Upon her return to the network in 2011, CNN International relaunched Amanpour. The series returned on April 16, 2012 and airs weekdays in the afternoon in North America and during primetime in Europe.

In November 2015, Amanpour. began airing on CNN in the US on weekdays.

On August 20, 2016, Amanpour was also aired on CNN Philippines via tape-delay as a dry-run, but was axed a week after premiering on the network's local programming for unknown reasons. It eventually returned on August 31, 2016, albeit the program would broadcast on an occasional basis when Philippine affairs that affect the global stage are featured. The program relaunched full-time by January 1, 2018, replacing timeslots formerly occupied by the local franchise's Global Newsroom and the early evening edition of Sports Desk (both were axed due to network reorganization); thus extending its coverage to other international issues which were formerly featured in the former.

On December 4, 2017, it was announced that Amanpour would re-air on PBS as an interim replacement for Charlie Rose, after allegations of sexual harassment against Rose led to his program's cancellation. The show on PBS was branded as Amanpour on PBS. On May 8, 2018, PBS confirmed that the show, retitled Amanpour & Company, would be the official replacement to Charlie Rose and the new show began airing on September 10, 2018.

Christiane Amanpour won Television Personality of the Year for the show in 2015 at the AIB Media Excellence Awards. She also won at the Gracie Awards in 2016 for best Talk Show - News.

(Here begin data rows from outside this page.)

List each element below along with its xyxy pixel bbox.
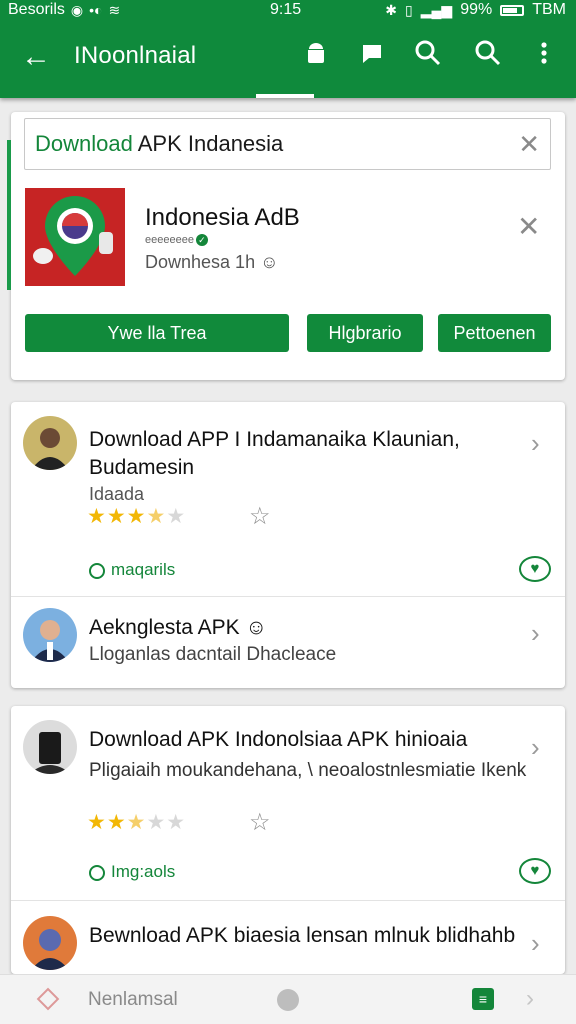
chat-icon[interactable] [354,40,390,76]
info-circle-icon [89,562,105,579]
app-icon[interactable] [25,188,125,286]
clock: 9:15 [270,1,302,18]
avatar [23,416,77,470]
search-input[interactable]: Download APK Indanesia ✕ [24,118,551,170]
rating-stars: ★★★★★ [87,811,187,834]
item-description: Lloganlas dacntail Dhacleace [89,644,337,665]
result-list-card: Download APK Indonolsiaa APK hinioaia Pl… [11,706,565,974]
tab-indicator [256,94,314,98]
status-bar: Besorils ◉ •◐ ≋ 9:15 ✱ ▯ ▂▄▆ 99% TBM [0,0,576,22]
tertiary-button[interactable]: Pettoenen [438,314,551,352]
signal-dots-icon: •◐ [89,2,103,18]
favorite-icon[interactable]: ♥ [519,556,551,582]
item-subtitle: Idaada [89,484,145,504]
bottom-bar: Nenlamsal ≡ › [0,974,576,1024]
info-circle-icon [89,864,105,881]
page-title: INoonlnaial [74,42,197,69]
app-bar: Besorils ◉ •◐ ≋ 9:15 ✱ ▯ ▂▄▆ 99% TBM ← I… [0,0,576,98]
battery-percent: 99% [460,1,493,18]
app-developer: eeeeeeee ✓ [145,234,208,246]
sync-icon: ◉ [70,2,84,18]
bluetooth-icon: ✱ [385,2,398,18]
vibrate-icon: ▯ [405,2,413,18]
search-query-text: APK Indanesia [132,131,284,156]
back-arrow-icon[interactable]: ← [18,40,54,76]
search-icon[interactable] [410,40,446,76]
secondary-button[interactable]: Hlgbrario [307,314,423,352]
emoji-icon: ☺ [245,616,267,639]
avatar [23,608,77,662]
item-title: Bewnload APK biaesia lensan mlnuk blidha… [89,924,516,947]
bottom-bar-label[interactable]: Nenlamsal [88,989,178,1011]
network-label: TBM [532,1,566,18]
more-vert-icon[interactable] [526,40,562,76]
accent-bar [7,140,11,290]
search-result-card: Download APK Indanesia ✕ Indonesia AdB e… [7,112,565,380]
emoji-icon: ☺ [260,252,279,272]
chevron-right-icon[interactable]: › [526,985,534,1013]
diamond-icon[interactable] [36,987,60,1011]
star-outline-icon[interactable]: ☆ [249,808,271,837]
divider [11,596,565,597]
app-square-icon[interactable]: ≡ [472,988,494,1010]
primary-button[interactable]: Ywe lla Trea [25,314,289,352]
divider [11,900,565,901]
dismiss-icon[interactable]: ✕ [517,210,540,243]
chevron-right-icon[interactable]: › [531,618,551,649]
cell-signal-icon: ▂▄▆ [420,2,453,18]
android-icon[interactable] [298,40,334,76]
result-list-card: Download APP I Indamanaika Klaunian, Bud… [11,402,565,688]
chevron-right-icon[interactable]: › [531,732,551,763]
battery-icon [500,4,525,16]
carrier-label: Besorils [8,1,65,18]
favorite-icon[interactable]: ♥ [519,858,551,884]
rating-stars: ★★★★★ [87,505,187,528]
wifi-icon: ≋ [108,2,121,18]
item-meta: Img:aols [89,862,175,882]
search-alt-icon[interactable] [470,40,506,76]
item-description: Pligaiaih moukandehana, \ neoalostnlesmi… [89,760,527,781]
item-title: Download APP I Indamanaika Klaunian, Bud… [89,428,460,479]
chevron-right-icon[interactable]: › [531,428,551,459]
item-title: Download APK Indonolsiaa APK hinioaia [89,728,468,751]
clear-search-icon[interactable]: ✕ [518,119,540,169]
avatar [23,916,77,970]
item-meta: maqarils [89,560,175,580]
app-downloads: Downhesa 1h ☺ [145,252,279,272]
verified-icon: ✓ [195,234,208,246]
item-title: Aeknglesta APK ☺ [89,616,267,639]
toolbar: ← INoonlnaial [0,22,576,94]
chevron-right-icon[interactable]: › [531,928,551,959]
app-name: Indonesia AdB [145,204,300,231]
avatar [23,720,77,774]
home-circle-icon[interactable] [277,989,299,1011]
star-outline-icon[interactable]: ☆ [249,502,271,531]
search-query-prefix: Download [35,131,133,156]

On September 10, 2018, as part of a revamp of CNN International's European primetime line-up, Amanpour moved to the 19.00 CET/18.00 UK timeslot and expanded to be a one-hour show.

On March 16, 2020, the program started its daily broadcast on CNN Brazil, with Portuguese subtitles.

== Reception ==
Amanpour has received generally positive reviews from television critics. Mattie Kahn of Elle wrote, "Charismatic and brilliant."